The effects of Tasmania’s bushfire crisis, after several weeks of emergency situations around the state, are only just being realised.
Thankfully, at this stage there has been no loss of life and limited property loss, but the damage to agriculture and forestry will take years if not longer to recover.
Like firefighters and other emergency workers, Tasmania Police feel the effects of being on the frontline. In no way do we want to take away from the extraordinary efforts of the firefighting community, especially the volunteers within Tasmania Fire Service and the State Emergency Service (SES) who sacrifice their own time and safety for the communities they serve so well.
We just want to bring into the spotlight the effect such protracted incidents have on Tasmania Police, whose role it is to support the lead management authority, the Tasmania Fire Service.
Our members, on the frontline and within support commands, do what has to be done immediately without question.
This means working long hours above their normal shift cycles, with minimal breaks between shifts to decompress and relax.
Some of our members worked 80-hour weeks with little or no respite.
In order to resource an adequate response our members have had their leave postponed and or days off cancelled and replaced with overtime.
Normally these types of situations only last a short time but like the fires of 2013, this emergency has lasted much longer.
When these situations occur, Tasmania Police surges resources to respond accordingly.
What those outside of emergency services community don’t see is that business continuity must still occur.
While Tasmania Police officers are drawn away from their core responsibilities, their workload does not decrease.
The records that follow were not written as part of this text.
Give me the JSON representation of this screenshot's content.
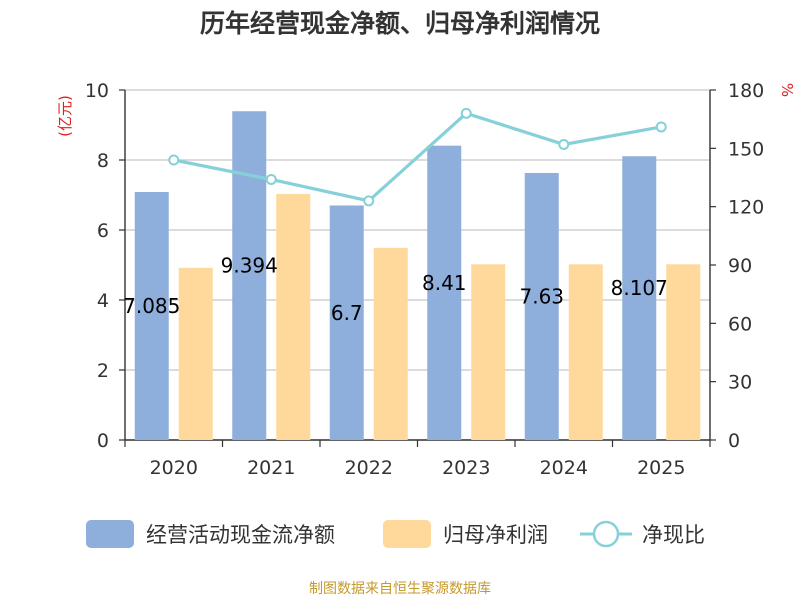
{
  "chart_data": {
    "type": "bar",
    "title": "历年经营现金净额、归母净利润情况",
    "categories": [
      "2020",
      "2021",
      "2022",
      "2023",
      "2024",
      "2025"
    ],
    "series": [
      {
        "name": "经营活动现金流净额",
        "type": "bar",
        "axis": "left",
        "values": [
          7.085,
          9.394,
          6.7,
          8.41,
          7.63,
          8.107
        ],
        "labels": [
          "7.085",
          "9.394",
          "6.7",
          "8.41",
          "7.63",
          "8.107"
        ],
        "color": "#8eaedb"
      },
      {
        "name": "归母净利润",
        "type": "bar",
        "axis": "left",
        "values": [
          4.92,
          7.03,
          5.49,
          5.02,
          5.02,
          5.02
        ],
        "color": "#ffd99b"
      },
      {
        "name": "净现比",
        "type": "line",
        "axis": "right",
        "values": [
          144,
          134,
          123,
          168,
          152,
          161
        ],
        "color": "#86d1d9"
      }
    ],
    "y_left": {
      "label": "(亿元)",
      "min": 0,
      "max": 10,
      "ticks": [
        "0",
        "2",
        "4",
        "6",
        "8",
        "10"
      ]
    },
    "y_right": {
      "label": "%",
      "min": 0,
      "max": 180,
      "ticks": [
        "0",
        "30",
        "60",
        "90",
        "120",
        "150",
        "180"
      ]
    },
    "grid": true,
    "legend": "bottom"
  },
  "footer": "制图数据来自恒生聚源数据库"
}
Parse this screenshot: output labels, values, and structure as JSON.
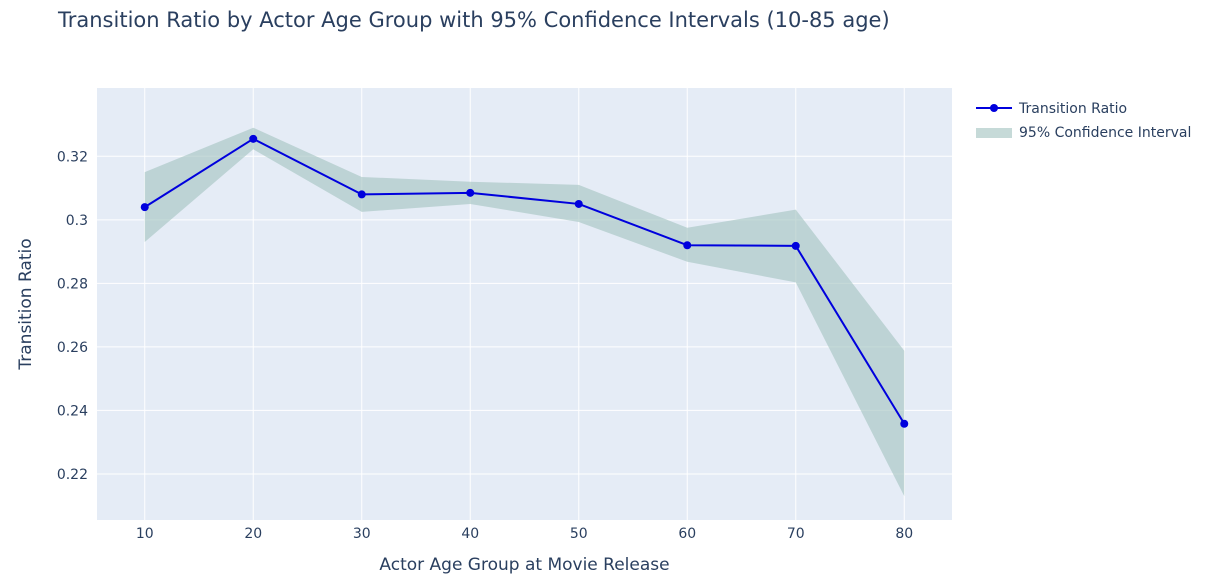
{
  "chart_data": {
    "type": "line",
    "title": "Transition Ratio by Actor Age Group with 95% Confidence Intervals (10-85 age)",
    "xlabel": "Actor Age Group at Movie Release",
    "ylabel": "Transition Ratio",
    "x": [
      10,
      20,
      30,
      40,
      50,
      60,
      70,
      80
    ],
    "xlim": [
      5.6,
      84.4
    ],
    "ylim": [
      0.2055,
      0.3415
    ],
    "x_ticks": [
      10,
      20,
      30,
      40,
      50,
      60,
      70,
      80
    ],
    "x_tick_labels": [
      "10",
      "20",
      "30",
      "40",
      "50",
      "60",
      "70",
      "80"
    ],
    "y_ticks": [
      0.22,
      0.24,
      0.26,
      0.28,
      0.3,
      0.32
    ],
    "y_tick_labels": [
      "0.22",
      "0.24",
      "0.26",
      "0.28",
      "0.3",
      "0.32"
    ],
    "grid": true,
    "legend_position": "top-right-outside",
    "series": [
      {
        "name": "Transition Ratio",
        "kind": "line+markers",
        "color": "#0000dd",
        "values": [
          0.304,
          0.3255,
          0.308,
          0.3085,
          0.305,
          0.292,
          0.2918,
          0.2358
        ]
      },
      {
        "name": "95% Confidence Interval",
        "kind": "band",
        "color": "#a7c6c3",
        "opacity": 0.65,
        "lower": [
          0.293,
          0.3222,
          0.3025,
          0.305,
          0.2993,
          0.2868,
          0.2803,
          0.213
        ],
        "upper": [
          0.315,
          0.329,
          0.3135,
          0.312,
          0.311,
          0.2975,
          0.3032,
          0.2588
        ]
      }
    ]
  },
  "theme": {
    "plot_bg": "#e5ecf6",
    "grid_color": "#ffffff",
    "text_color": "#2a3f5f"
  }
}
It doesn’t remain stagnant either, it continues to grow and as the response continues this burgeons and for some work areas takes a great deal of time from which to recover.
This fatigue doesn’t end when the last fire is extinguished for our members either. For some, who have worked a 12-hour shift overnight, they then have to sit in a courtroom all day waiting for their case to be heard.
The Police Association of Tasmania has long advocated for an end to this practice.
How any person in the modern age can accept this as fair, reasonable and safe workplace practice beggars belief.
The judiciary views police as professional witnesses and expect them to provide high-quality evidence. How, in a fatigued state, is this possible? If driving fatigued equates to a high level of intoxication how is this situation different?
All emergency service workers, full time or volunteer step up to do their chosen job because of an innate desire to help people.
No matter what the challenge, they go forward and approach unavoidable high risk, a trait that only a small part of our community is willing to do or acknowledge exists.
For police, this means 24 hours a day, 365 days of the year and no matter what extra emergencies exist around them, they just add it to their already unsustainable workloads and their diminished frontline resources.
Police also have the unenviable position no other emergency service has. They sometimes have to use force and ultimately can take the life of another human being for protection of themselves or others within the community.
These details often get forgotten about in times of emergency, so it’s timely we ask everyone to stop and think about all the emergency service workers out there right now and think about how their time away from family and work is adding to their personal stress.
Recently our members lost a colleague and friend. They kept on going at work for the community while grieving.
Please remember this next time your own actions draw the attention of the police or another emergency service and you are offended if you may receive a blunt response. Because sometimes it happens — it’s human nature and police are nothing if not human.
Andrew Bennett is assistant secretary of the Police Association of Tasmania.